“找到了!”方以則說着,手快速扣向扳機。
“以則,快,剩下的那個在草叢裡!”
與此同時,谷淺焦急的喊聲在隊内語音響起。
... ...
方以則架着狙,不停地搖頭,想把腦海裡不斷閃回的畫面扔出去。
“剩下的那隊人應該快到了。”溫和的嗓音同時從方以則的耳邊和耳機内傳來。
方以則側頭,正好對上季時澤帶着笑意的臉。
“怎麼,害怕了?”
“沒。”方以則搖頭。
“沒有就好,集中注意。”
“嗯..”
[hhh,則寶走神,被當場逮捕!]
方以則看着這條彈幕,羞愧得耳根漫上了紅,
剛想開口說話,左手手心處卻是傳來一陣溫熱的觸感。
往下一看,才發現季時澤不知何時避開攝像頭,将手穿過兩張電腦桌交界處的空隙,握住了他。
[我咋覺着這遊戲場景有點熟悉,這圖...]
[樓上别想了,就是s10世界賽總決賽資格賽的關鍵局。我想應該沒人會忘吧?那場比賽迄今為止都還是我的噩夢,可惜了one當時驚豔的操作。]
[季隊和則寶現在難道是在複制當年fcg的戰術?]
此話一出,彈幕頓時少了大半。
除了粉絲還在發着加油鼓勵的消息,凡是在直播間的路人玩家均沉默着。
當年那一槍,是多少熱愛zc遊戲玩家的遺憾。
s10世界賽僅存的本土賽區種子,在那一空槍後,倒在世界賽決賽的門前。
“要是一朝被蛇咬,便十年怕井繩,那這遊戲便放不開打了,這樣豈不是會少很多刺激?”季時澤看着彈幕,手指有節律地敲着桌,也不知究竟在對誰說話。
感受着耳機傳來的悠長聲音,方以則沒法做過多思考,隻機械性地将季時澤的話放進腦中。
沒辦法,現在他的注意力全在電腦桌下相牽的那雙手上。
方以則把手用力往上抽着,卻不料季時澤握得太緊,怎麼抽都抽不出來。
接着,方以則在耳麥裡聽到了季時澤未說完的話,
"--況且一年過去了,是人是物都不一樣,現在的fcg可不是當年的fcg了。待會兒便讓你們看看第一下路雙人組的實力!"
季時澤依舊笑着,但沒來由的,方以則感覺這話裡帶有一絲似有若無的戾氣。
"你說是吧?小則。"
方以則疑惑地看向面前的人,隻覺桌下的手緊了緊。
啧,真是個地痞流氓。
方以則最終點了點頭,悶聲嗯了一聲。随後,抓住季時澤略微松手的間隙,快速将自己的手抽了出來。
“季隊,開始了。”
方以則一隻手握着鼠标,将左手從桌下擡起,搭着鍵盤,看着愣在原處的季時澤提醒道。
季時澤似乎還迷戀着剛才手中的溫度,擡手在空中停留了會,才将右手緩緩握住鼠标。
此時距離毒圈收攏至平原處隻有不到30s時間,安全區不斷縮小,可供藏身的地方不斷減少,戰鬥随時可能觸發。
方以則再度打開八倍鏡,一動不動地盯着平原前方。
看着眼前熟悉的場景,方以則的心情較之前卻是放松不少。
那是不同的人,或許會有不一樣的結局,方以則如是想,将手裡的槍拿得愈發穩當。
[我的天,則寶的左手怎麼了,手背怎麼這麼紅?]
一語激起千石浪。
本來因為即将開戰而緊張的彈幕,此時畫風一轉。
[過敏了?看着也不像呀,既沒紅點,也沒疙瘩,就是純...紅。

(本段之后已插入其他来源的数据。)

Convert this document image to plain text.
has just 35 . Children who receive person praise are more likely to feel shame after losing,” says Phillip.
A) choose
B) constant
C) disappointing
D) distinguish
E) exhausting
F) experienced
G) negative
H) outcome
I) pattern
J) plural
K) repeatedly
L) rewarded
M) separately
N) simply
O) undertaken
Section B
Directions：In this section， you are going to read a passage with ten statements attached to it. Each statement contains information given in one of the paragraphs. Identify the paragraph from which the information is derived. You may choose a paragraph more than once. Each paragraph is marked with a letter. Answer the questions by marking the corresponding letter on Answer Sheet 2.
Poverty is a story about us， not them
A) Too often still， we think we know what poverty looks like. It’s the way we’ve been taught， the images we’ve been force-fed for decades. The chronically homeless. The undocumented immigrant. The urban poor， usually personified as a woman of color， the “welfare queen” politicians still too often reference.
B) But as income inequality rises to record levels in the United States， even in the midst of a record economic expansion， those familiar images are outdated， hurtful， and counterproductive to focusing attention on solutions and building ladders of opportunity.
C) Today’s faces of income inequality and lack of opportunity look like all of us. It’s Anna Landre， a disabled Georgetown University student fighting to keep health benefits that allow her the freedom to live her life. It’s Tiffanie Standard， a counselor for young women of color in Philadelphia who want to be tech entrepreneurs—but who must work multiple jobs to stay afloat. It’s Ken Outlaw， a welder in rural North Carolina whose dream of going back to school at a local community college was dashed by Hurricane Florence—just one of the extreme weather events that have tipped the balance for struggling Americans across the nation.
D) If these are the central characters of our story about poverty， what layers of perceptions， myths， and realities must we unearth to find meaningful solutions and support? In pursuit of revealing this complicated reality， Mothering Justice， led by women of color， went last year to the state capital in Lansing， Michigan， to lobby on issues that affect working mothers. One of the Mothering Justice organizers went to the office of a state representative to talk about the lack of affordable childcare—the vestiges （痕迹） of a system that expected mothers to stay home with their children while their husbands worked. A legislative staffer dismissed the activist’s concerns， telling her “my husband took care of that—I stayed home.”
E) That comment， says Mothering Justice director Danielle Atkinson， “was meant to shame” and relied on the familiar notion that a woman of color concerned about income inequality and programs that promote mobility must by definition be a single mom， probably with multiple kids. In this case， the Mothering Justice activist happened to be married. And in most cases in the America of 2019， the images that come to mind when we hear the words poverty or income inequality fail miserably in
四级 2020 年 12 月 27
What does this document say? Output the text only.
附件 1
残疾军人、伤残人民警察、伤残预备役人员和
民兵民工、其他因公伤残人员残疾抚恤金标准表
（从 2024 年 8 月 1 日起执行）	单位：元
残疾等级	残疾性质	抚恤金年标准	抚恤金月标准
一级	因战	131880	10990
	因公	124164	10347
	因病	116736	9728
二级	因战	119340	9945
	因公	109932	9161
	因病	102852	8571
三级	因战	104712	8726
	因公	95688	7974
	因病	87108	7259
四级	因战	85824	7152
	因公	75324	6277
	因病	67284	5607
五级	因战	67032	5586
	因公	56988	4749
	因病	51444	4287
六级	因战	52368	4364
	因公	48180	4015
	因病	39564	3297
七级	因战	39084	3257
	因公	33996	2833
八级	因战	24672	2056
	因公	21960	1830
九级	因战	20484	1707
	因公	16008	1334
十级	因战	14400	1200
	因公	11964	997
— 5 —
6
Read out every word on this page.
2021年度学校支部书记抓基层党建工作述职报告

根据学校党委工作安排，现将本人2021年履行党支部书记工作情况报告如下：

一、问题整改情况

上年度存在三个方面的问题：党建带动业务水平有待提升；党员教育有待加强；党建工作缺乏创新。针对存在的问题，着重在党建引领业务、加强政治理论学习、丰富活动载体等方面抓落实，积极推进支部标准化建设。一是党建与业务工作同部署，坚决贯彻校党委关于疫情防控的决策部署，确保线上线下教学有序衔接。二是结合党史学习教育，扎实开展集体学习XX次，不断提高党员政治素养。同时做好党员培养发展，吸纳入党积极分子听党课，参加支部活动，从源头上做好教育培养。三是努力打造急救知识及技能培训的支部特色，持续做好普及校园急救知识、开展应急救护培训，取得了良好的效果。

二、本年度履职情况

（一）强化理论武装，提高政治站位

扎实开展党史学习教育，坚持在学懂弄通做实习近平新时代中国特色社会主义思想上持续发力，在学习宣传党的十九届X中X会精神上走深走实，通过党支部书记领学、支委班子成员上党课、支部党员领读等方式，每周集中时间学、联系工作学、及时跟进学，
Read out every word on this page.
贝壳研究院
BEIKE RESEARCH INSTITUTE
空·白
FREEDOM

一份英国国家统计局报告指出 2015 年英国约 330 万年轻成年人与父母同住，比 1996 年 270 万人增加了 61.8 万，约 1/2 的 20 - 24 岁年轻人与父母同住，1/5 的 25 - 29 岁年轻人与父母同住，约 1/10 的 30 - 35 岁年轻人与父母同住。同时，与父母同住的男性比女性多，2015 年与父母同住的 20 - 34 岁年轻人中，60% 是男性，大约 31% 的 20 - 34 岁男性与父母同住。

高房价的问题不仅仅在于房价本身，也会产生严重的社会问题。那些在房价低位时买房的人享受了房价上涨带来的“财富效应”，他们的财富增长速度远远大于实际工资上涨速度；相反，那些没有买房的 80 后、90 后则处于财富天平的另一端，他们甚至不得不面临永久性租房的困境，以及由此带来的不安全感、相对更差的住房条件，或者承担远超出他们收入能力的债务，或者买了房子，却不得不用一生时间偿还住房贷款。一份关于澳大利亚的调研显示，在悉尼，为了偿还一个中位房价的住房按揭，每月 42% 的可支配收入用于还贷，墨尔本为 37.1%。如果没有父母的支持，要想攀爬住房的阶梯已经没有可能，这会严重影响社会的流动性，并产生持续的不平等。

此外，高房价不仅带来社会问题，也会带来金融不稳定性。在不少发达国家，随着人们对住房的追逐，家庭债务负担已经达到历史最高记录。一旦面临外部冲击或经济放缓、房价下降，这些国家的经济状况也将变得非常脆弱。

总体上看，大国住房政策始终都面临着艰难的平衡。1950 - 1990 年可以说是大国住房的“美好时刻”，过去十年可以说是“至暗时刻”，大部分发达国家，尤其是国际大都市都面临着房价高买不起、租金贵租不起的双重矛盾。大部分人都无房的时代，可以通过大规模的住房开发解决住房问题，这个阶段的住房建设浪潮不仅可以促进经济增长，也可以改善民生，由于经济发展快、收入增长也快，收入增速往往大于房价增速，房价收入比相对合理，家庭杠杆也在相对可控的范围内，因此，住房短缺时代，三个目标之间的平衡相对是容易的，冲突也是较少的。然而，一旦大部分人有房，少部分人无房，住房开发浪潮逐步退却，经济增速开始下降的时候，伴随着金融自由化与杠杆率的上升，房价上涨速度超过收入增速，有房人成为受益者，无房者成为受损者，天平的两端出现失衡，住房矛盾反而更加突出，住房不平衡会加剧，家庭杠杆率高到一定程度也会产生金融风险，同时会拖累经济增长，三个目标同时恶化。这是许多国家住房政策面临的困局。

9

]
[剛才不還好好的嗎?就一會兒,怎麼成這樣了?大片大片的紅,看着好吓人。]
辛羽坐在方以則身後,瞅了瞅正在努力遊戲而忽略掉彈幕的兩人,手背在身後,絞得快成一個麻花。
他看向正在锲而不舍深挖原因的彈幕,不自覺咽了下口水。
别挖了,再挖就要挖到深水炸彈了。
辛羽回想着彈幕提到one時,季時澤那一動三瞥攝像頭的壯舉,暗暗搖頭。
他現在是真的相信淩辰溪的那一番“愛情理論”了。
柴犬會宣誓主權,談了也不可能忍住不秀。